He wrote several biography books including Iraner Kobi (1968), a biography of Muhammad titled Hazrat Muhammader Jiboni O Sadhona, Hazrat Shah Waliullah and Harun Rashid. His books for children included Bokami (1952), Thokami (1958) and Mushkil Ahsan (1958). He compiled a dictionary of Bengali idioms under the title Hashir Ovidhan in 1957.

He is one of the pioneers of Bengali folklore collection and research. Owing to rural origin, he was aware of folklore ballads and songs of oral tradition. He was impressed by the richness of Bengali folk music and decided to collect them before they are fully lost into oblivion. Starting from 1920s, he travelled from place to place and met people to collect folk songs that spread through oral medium. For Haramoni, he visited hundreds of villages of Rajshahi, Pabna, Nadia, Murshidabad, Mymensingh, Faridpur, Barisal, Noakhali and Dhaka. He was encouraged by the works of Rabindranath Tagore, Kshitimohan Sen, Pallikobi Jasimuddin, singer Abbas Uddin and painter Zainul Abedin. He was inspired when his collection of a song of Lalon Fakir sung by Premdasa Bairagi was published in the Haramoni section of the monthly literary magazine Probashi. It is quoted below.

===Haramoni===
Haramoni was the name of a regular section of monthly literary magazine Probashi that was dedicated to publishing folk songs collected from rural areas. Mansoor uddin picked up this name for publishing his collection of folklore. The first volume of Haramoni (Lost Jewels in English translation), essentially an anthology of Baul songs, was published in 1931. Mansuruddin himself published this volume, which was printed by Karim Box Brothers. Nobel Laureate poet Rabindranath Tagore wrote the preface of the book when its first volume was published. In 1942, the second volume was published by the Calcutta University. In 1948, Mansuruddin took initiative to publish the third volume of Haramoni. The University of Dhaka published the fourth volume in 1959. The manuscript contained 400 songs, and as many as 300 of them got lost. The fourth volume contained many songs of Pagla Kanai. The fifth volume was edited by Muhammad Abdul Hye and published by the Department of Bengali, Dhaka University, in 1961. It contained many songs by Lalon Fakir and Pagla Kanai. Again it is Mansoor uddin who at his own initiative published the sixth volume of Haramoni in 1967. However, by then, the Bangla Academy had published the seventh volume in 1964. The sixth volume contained nearly two hundred songs of Lalon Fakir.

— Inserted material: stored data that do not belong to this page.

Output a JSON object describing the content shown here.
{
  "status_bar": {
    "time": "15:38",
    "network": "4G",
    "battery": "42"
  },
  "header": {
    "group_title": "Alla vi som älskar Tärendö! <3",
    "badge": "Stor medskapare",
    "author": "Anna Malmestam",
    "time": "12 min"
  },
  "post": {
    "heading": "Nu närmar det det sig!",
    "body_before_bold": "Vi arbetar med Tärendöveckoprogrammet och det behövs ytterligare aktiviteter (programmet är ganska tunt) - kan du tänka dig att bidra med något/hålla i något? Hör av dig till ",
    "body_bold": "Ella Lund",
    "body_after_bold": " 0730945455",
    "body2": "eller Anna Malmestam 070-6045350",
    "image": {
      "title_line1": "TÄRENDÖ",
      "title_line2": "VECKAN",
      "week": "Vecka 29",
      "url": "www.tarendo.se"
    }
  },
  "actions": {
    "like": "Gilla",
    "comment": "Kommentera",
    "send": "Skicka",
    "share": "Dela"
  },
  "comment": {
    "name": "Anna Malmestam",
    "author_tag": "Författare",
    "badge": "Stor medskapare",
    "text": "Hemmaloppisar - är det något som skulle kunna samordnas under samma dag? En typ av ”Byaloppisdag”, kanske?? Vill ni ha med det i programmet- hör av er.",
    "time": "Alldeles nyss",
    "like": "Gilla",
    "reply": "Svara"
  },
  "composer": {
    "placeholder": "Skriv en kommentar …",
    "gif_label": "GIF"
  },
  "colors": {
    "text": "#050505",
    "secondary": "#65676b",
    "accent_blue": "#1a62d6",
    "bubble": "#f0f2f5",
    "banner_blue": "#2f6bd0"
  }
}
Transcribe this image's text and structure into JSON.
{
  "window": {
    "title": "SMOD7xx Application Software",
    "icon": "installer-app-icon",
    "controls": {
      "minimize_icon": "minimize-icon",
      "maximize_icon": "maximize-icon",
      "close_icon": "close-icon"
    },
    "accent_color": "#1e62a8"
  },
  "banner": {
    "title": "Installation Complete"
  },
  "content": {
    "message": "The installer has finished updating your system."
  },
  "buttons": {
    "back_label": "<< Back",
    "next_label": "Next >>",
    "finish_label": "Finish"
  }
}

The seventh contained about seven hundred songs, many of which were collected from Sylhet area. Also, there was some of Panjeri Shah or Panju Shah. Mansuruddin added an 84 pages long introduction to this volume that focused on the lives of Hason Raja, Panju Shah, Shitalansha Shah, Arkum Shah, Monomhon, Radharaman, Dwija Das, Sheikh Bhanu, Qurban, Abdul Jabber, Madan Ganbi, Shah Mohammad Yasin, Ram Gopal, Kala Chand Pagla, Ananta Goshai and Abdul Wahed, among others. The eighth volume contained more than eight hundred songs collected from Kushtia, Faridpur, Pabna and Dhaka. It was published in 1976. It is the Bangla Academy that published the ninth volume in 1988. However, the tenth volume was already published in 1984. The 13th volume was published in 1984 by the Bangladesh Folklore Parishad. As many as eight more volumes remain to be published by the Bangla Academy, Dhaka. Apart from Baul songs, Haramoni contains a huge number of rural songs of different categories like Meyeli gaan, Baro maishya and Deha Tatwa.
- Shirni (1931)
- Dhaner Mavjari (1933)
- Agarbati (1938)
- Bangla Sahitye Muslim Sadhana (1960–1966)
- Iraner Kavi (1968)

==Awards==
In 1987 Rabindra Bharati University, Kolkata, India awarded him D.Litt. (Doctor of Letters) honoris causa for his lifelong contribution to folklore collection and research. He received many other awards during his lifetime including the following:
- Sir Ashutosh Mukherjee Award, Calcutta University, (1926)
- Bangla Academy Literary Award (1965)
- Muktodhara Sahitya Puroshker (1982)
- Alokto Sahitya Puroshker (1983)
- Independence Day Award (1984)
- Khoda Boks Puroshker
- Kalu Shah Puroshker (1986)
- Sher-e-Bangla National Award and Gold Medal (1980)
- Ekushey Padak (1983)
- Nasiruddin Gold Medal (1983)

==Important notes==
- Annadashankar Roy dedicated his Lalan and His Songs (1978) to Muhammad Mansuruddin.
- Also Sanatkumer Mitra dedicated his Lalan Faquir, Kobi and Kabya (1979) to Mansuruddin.

==Bibliography==
- Tofael Ahmed: Bangladesher Atmaar Sondhaney Sahitya Acharjya('আত্মার সন্ধানে সাহিত্য আচার্য্য'), Dhaka, 1983.
- Momen Chowdhury: Muhammad Mansururddin ('মুহম্মদ মনসুরউদ্দীন'), Dhaka, 1988.
- Lekhak Ovidhan ('লেখক অভিধান'), Bangla Academy, 1999.